(Avigail Bushakevitz
who has appeared numerous times over the years for Friends of Music in Durban.
Pic courtesy Fyn Arts Hermanus Festival)
Deadline: May 16,
2016
This year’s SAMRO Overseas Scholarships Competition is
looking to unearth fresh, exciting Western art music or jazz instrumentalists
with the potential to compete in the global premier league.
The closing date of May 16, 2016, is fast approaching for
music students and early-career professionals (younger than 32 years old) to apply for one of the country’s most sought-after
postgraduate music study awards.
Every year, rotating on a four-yearly cycle between
composers, singers, keyboard players and instrumentalists, the SAMRO Foundation
awards two scholarships worth R200,000 each – for Western art music and jazz
music, respectively. The grant enables the recipients to enroll for
career-furthering postgraduate studies or master classes at international
institutions.
The previous winners of the instrumentalists round in 2012 -
Avigail Bushakevitz (classical violinist) and Darren English (jazz trumpeter) -
have been making significant waves locally and internationally.

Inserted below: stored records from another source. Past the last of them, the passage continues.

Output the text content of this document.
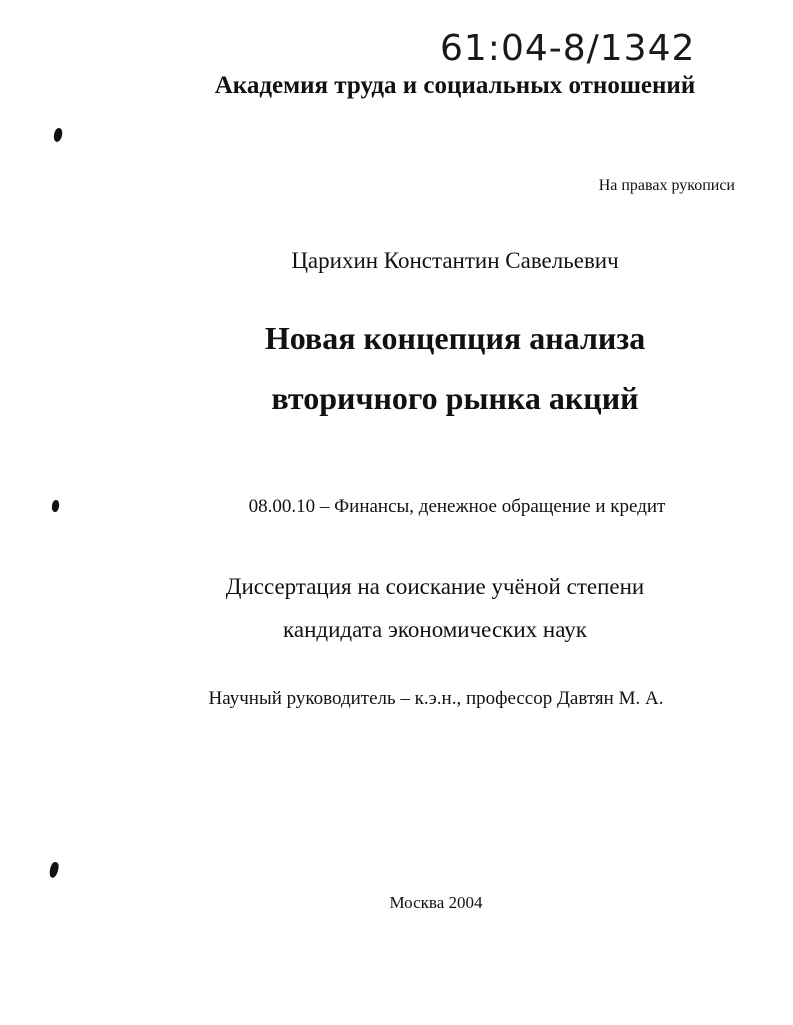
61:04-8/1342
Академия труда и социальных отношений
На правах рукописи
Царихин Константин Савельевич
Новая концепция анализа
вторичного рынка акций
08.00.10 – Финансы, денежное обращение и кредит
Диссертация на соискание учёной степени
кандидата экономических наук
Научный руководитель – к.э.н., профессор Давтян М. А.
Москва 2004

After winning the SAMRO scholarship and carving out a strong
name for herself on the international performance circuit, Germany-based
Bushakevitz was named the 2016 Standard Bank Young Artist for Music – joining
an elite club of past winners. She will perform with the Eastern Cape Philharmonic
Orchestra under the baton of Richard Cock at the popular Gala Concert during
this year’s National Arts Festival in Grahamstown. This Juilliard graduate is
currently a member of the first violin section of the Konzerthausorchester in
Berlin.
English’s star is also firmly on the rise. Now based in
Georgia in the United States, the young jazz trumpeter’s debut album, Imagine Nation, is doing extremely well.

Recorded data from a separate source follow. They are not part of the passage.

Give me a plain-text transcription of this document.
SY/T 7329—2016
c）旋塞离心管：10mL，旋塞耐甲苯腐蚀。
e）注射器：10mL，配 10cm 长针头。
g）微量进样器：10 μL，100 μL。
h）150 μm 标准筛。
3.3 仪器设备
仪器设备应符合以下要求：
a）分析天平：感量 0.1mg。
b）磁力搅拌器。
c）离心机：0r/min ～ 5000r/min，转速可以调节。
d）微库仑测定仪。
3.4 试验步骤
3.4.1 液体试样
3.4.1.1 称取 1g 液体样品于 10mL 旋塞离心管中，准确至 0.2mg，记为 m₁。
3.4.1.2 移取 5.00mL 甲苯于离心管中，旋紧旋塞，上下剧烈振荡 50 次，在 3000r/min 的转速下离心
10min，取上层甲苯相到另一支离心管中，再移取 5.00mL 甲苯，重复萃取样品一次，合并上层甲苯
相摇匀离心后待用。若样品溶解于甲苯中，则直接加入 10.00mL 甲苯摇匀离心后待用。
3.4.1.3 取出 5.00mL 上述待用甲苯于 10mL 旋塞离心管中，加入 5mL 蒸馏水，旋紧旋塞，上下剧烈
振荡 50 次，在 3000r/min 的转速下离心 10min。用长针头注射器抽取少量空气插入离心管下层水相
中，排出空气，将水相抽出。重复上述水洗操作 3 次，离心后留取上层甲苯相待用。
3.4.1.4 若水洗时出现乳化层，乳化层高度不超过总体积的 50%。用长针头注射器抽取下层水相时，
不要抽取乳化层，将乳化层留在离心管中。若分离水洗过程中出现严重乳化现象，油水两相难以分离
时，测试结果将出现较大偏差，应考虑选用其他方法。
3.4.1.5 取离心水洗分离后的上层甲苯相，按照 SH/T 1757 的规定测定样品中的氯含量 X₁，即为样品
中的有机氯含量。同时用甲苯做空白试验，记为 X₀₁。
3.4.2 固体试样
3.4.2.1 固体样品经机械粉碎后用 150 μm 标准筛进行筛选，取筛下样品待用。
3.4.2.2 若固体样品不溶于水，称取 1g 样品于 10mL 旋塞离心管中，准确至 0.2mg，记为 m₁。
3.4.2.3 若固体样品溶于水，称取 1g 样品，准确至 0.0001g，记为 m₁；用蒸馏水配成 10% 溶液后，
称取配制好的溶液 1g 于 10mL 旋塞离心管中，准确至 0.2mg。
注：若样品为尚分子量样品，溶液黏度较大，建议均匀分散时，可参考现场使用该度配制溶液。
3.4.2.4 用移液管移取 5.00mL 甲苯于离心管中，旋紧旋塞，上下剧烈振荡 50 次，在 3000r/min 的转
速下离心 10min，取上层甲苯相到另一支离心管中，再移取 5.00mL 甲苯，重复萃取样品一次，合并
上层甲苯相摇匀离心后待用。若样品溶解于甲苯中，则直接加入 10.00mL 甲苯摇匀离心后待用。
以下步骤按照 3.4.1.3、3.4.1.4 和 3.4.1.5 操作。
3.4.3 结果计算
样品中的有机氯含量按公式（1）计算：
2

He is the youngest artist to be signed to leading Atlanta jazz label, Hot Shoe
Records. On the website Allaboutjazz.com, music reviewer Dan Bilawsky
gave the album four stars, hailing English as “a bright new voice and a force
to be reckoned with … clearly destined for big things”. Expressing his appreciation for the launch pad that the
SAMRO Foundation gave his career, he penned a special note of appreciation in
his album’s liner notes: “Your support has been the most beneficial and
influential! I am forever grateful.”
This is the pivot around which the SAMRO Foundation’s
Overseas Scholarships Competition revolves; it offers a platform for gifted
rising musicians to achieve their potential and pursue excellence in their
craft.
To be eligible to compete in the 2016 SAMRO Overseas
Scholarships Competition, candidates must be a music student or professional
instrumentalist between the ages of 20 and 32, and a citizen of South Africa,
Botswana, Lesotho or Swaziland.
The competition takes place over three rounds; a preliminary
round (in which a panel of adjudicators select the top candidates from the
applications received), an intermediate round (in which the shortlisted Western
art and jazz music candidates compete) and a final round, which will take the
form of a public concert at Johannesburg’s Linder Auditorium on August 20, 2016,
featuring performances by the top two candidates in each category.
To enter, aspiring candidates must download the regulations
and the application form from the SAMRO Foundation website (www.samrofoundation.org.za).